On one side sat five
neuroscientists, united in their belief that physical processes in the brain
can explain all the wonders of the mind, without appeal to anything spiritual
or nonphysical.
Facing them sat dozens of Tibetan
Buddhist monks in burgundy-and-saffron robes, convinced that one round-faced
young man in their midst is the reincarnation of one of the Dalai Lama's late teachers,
that another is the reincarnation of a 12th-century monk, and that the entity
we call "mind" is not, as neuroscience says, just a manifestation of
the brain.
It was not, in other words, your
typical science meeting.
But although the Buddhists and
scientists who met for five days last month in the Dalai Lama's home in
Dharamsala, India, had different views on the little matters of reincarnation
and the relationship of mind to brain, they set them aside in the interest of a
shared goal. They had come together in the shadows of the Himalayas to discuss
one of the hottest topics in brain science: neuroplasticity.

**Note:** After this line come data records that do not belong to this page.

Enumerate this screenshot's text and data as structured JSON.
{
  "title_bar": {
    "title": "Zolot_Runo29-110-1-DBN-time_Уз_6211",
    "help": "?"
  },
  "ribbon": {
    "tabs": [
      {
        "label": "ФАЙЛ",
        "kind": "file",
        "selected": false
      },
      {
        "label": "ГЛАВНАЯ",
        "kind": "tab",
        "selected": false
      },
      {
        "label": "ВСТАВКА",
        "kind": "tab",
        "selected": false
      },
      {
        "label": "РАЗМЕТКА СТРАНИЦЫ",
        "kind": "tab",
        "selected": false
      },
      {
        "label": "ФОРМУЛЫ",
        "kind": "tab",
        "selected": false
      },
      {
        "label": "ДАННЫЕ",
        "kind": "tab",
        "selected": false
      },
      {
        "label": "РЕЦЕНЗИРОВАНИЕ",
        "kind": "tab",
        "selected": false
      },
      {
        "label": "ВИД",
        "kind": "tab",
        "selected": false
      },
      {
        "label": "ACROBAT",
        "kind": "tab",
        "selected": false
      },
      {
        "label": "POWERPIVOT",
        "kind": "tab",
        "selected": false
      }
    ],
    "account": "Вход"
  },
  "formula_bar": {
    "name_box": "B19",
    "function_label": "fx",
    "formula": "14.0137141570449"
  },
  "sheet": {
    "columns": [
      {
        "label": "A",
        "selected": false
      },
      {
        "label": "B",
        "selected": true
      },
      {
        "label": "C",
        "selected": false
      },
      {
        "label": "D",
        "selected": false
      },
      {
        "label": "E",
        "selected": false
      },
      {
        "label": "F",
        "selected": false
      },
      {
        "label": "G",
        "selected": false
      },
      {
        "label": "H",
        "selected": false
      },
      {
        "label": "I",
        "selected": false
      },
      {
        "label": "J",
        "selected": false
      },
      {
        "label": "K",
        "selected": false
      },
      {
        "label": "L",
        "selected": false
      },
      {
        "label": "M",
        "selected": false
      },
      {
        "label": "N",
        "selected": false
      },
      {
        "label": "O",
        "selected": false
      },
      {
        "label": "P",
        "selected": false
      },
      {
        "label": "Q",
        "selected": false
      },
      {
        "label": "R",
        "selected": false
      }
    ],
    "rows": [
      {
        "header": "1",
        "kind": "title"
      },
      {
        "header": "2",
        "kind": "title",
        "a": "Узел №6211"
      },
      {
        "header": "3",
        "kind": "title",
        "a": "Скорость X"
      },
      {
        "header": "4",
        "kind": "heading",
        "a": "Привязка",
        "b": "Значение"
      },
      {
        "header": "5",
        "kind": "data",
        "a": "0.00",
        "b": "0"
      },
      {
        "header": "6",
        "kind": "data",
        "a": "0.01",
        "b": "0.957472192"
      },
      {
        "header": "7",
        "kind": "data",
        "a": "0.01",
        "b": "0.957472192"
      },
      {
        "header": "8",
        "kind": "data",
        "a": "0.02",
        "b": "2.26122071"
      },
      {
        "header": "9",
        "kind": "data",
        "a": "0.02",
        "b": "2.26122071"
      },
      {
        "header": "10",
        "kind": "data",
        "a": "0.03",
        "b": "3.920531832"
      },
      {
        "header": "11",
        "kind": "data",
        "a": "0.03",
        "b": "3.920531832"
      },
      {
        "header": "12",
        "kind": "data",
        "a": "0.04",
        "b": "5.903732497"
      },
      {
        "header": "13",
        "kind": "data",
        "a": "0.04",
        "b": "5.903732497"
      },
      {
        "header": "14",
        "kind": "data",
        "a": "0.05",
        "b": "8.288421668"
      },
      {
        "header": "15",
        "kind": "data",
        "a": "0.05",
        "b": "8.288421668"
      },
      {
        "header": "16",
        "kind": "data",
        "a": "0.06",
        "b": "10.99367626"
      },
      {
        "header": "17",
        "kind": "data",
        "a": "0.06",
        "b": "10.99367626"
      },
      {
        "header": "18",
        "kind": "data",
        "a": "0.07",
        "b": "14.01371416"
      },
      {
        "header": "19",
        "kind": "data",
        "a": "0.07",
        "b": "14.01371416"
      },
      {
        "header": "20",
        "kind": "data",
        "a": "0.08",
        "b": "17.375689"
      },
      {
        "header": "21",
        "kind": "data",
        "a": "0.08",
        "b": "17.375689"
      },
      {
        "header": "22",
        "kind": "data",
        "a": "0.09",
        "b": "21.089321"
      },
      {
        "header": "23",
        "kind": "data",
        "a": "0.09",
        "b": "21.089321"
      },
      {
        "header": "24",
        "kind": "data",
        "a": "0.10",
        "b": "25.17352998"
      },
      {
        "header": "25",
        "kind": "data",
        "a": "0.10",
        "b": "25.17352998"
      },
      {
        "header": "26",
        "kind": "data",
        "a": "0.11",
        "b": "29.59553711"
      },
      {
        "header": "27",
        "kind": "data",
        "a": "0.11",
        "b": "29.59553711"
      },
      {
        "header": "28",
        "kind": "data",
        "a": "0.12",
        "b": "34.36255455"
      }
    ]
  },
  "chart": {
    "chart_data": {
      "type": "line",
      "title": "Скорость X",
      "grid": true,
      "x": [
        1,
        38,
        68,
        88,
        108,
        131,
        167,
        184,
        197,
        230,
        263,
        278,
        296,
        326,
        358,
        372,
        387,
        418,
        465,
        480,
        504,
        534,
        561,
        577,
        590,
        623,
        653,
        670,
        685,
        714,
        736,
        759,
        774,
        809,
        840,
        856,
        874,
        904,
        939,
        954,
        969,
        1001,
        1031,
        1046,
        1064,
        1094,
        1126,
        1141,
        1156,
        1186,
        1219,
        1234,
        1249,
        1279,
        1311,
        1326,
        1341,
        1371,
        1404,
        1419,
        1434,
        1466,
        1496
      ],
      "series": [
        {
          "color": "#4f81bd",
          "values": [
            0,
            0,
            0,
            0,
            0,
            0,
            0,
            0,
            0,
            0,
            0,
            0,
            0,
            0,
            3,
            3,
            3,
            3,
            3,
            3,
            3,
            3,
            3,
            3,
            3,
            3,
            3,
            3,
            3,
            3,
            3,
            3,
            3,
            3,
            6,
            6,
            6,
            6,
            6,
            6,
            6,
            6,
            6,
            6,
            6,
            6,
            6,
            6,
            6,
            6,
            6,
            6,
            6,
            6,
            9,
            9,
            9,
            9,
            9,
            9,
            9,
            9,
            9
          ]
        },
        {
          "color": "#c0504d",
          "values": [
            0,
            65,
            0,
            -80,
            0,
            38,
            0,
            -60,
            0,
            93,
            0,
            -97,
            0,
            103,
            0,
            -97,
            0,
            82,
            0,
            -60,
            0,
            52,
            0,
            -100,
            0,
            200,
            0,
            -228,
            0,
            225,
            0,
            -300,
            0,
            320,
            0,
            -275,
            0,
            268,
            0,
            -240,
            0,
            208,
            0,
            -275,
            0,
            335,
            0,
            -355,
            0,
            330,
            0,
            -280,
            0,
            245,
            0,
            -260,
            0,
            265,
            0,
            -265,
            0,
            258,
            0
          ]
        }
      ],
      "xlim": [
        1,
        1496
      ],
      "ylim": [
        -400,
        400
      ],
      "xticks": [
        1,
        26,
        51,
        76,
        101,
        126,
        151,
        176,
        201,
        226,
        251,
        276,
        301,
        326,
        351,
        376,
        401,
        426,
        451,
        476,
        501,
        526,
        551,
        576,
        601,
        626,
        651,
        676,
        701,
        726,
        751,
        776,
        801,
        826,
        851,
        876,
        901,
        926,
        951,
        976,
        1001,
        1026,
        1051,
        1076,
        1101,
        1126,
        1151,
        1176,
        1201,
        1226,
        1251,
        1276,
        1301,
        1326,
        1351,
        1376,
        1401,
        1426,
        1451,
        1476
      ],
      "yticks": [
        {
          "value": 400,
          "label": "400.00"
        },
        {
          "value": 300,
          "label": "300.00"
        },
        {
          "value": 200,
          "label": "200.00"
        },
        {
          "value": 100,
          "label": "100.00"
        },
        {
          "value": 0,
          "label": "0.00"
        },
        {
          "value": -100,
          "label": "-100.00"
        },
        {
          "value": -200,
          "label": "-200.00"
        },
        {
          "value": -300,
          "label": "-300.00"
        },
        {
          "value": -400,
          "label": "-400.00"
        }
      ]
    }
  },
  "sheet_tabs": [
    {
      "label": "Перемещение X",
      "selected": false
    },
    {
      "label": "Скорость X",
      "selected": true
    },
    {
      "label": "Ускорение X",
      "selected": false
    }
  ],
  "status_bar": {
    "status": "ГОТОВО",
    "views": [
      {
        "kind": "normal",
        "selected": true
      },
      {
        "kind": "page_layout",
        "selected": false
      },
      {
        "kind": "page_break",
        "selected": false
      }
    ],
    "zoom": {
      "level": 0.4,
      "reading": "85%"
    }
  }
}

The term refers to the brain's
recently discovered ability to change its structure and function, in particular
by expanding or strengthening circuits that are used and by shrinking or
weakening those that are rarely engaged. In its short history, the science of
neuroplasticity has mostly documented brain changes that reflect physical
experience and input from the outside world. In pianists who play many
arpeggios, for instance, brain regions that control the index finger and middle
finger become fused, apparently because when one finger hits a key in one of
these fast-tempo movements, the other does so almost simultaneously, fooling
the brain into thinking the two fingers are one. As a result of the fused brain
regions, the pianist can no longer move those fingers independently of one
another.
Lately, however, scientists have
begun to wonder whether the brain can change in response to purely internal,
mental signals. That's where the Buddhists come in. Their centuries-old
tradition of meditation offers a real-life experiment in the power of those
will-o'-the-wisps, thoughts, to alter the physical matter of the brain.
"Of all the concepts in
modern neuroscience, it is neuroplasticity that has the greatest potential for
meaningful interaction with Buddhism," says neuroscientist Richard
Davidson of the University of Wisconsin, Madison. The Dalai Lama agreed, and he
encouraged monks to donate (temporarily) their brains to science.
The result was the scans that
Prof. Davidson projected in Dharamsala. They compared brain activity in
volunteers who were novice meditators to that of Buddhist monks who had spent
more than 10,000 hours in meditation. The task was to practice
"compassion" meditation, generating a feeling of loving kindness
toward all beings.
"We tried to generate a
mental state in which compassion permeates the whole mind with no other
thoughts," says Matthieu Ricard, a Buddhist monk at Shechen Monastery in
Katmandu, Nepal, who holds a Ph.D. in genetics.
In a striking difference between
novices and monks, the latter showed a dramatic increase in high-frequency
brain activity called gamma waves during compassion meditation. Thought to be
the signature of neuronal activity that knits together far-flung brain
circuits, gamma waves underlie higher mental activity such as consciousness.
The novice meditators "showed a slight increase in gamma activity, but
most monks showed extremely large increases of a sort that has never been
reported before in the neuroscience literature," says Prof. Davidson,
suggesting that mental training can bring the brain to a greater level of
consciousness.
Using the brain scan called
functional magnetic resonance imaging, the scientists pinpointed regions that
were active during compassion meditation. In almost every case, the enhanced
activity was greater in the monks' brains than the novices'. Activity in the
left prefrontal cortex (the seat of positive emotions such as happiness)
swamped activity in the right prefrontal (site of negative emotions and
anxiety), something never before seen from purely mental activity. A sprawling
circuit that switches on at the sight of suffering also showed greater activity
in the monks. So did regions responsible for planned movement, as if the monks'
brains were itching to go to the aid of those in distress.
"It feels like a total
readiness to act, to help," recalled Mr. Ricard.
The study will be published next
week in Proceedings of the National Academy of Sciences. "We can't rule
out the possibility that there was a pre-existing difference in brain function
between monks and novices," says Prof. Davidson, "but the fact that
monks with the most hours of meditation showed the greatest brain changes gives
us confidence that the changes are actually produced by mental training."
That opens up the tantalizing
possibility that the brain, like the rest of the body, can be altered
intentionally. Just as aerobics sculpt the muscles, so mental training sculpts
the gray matter in ways scientists are only beginning to fathom.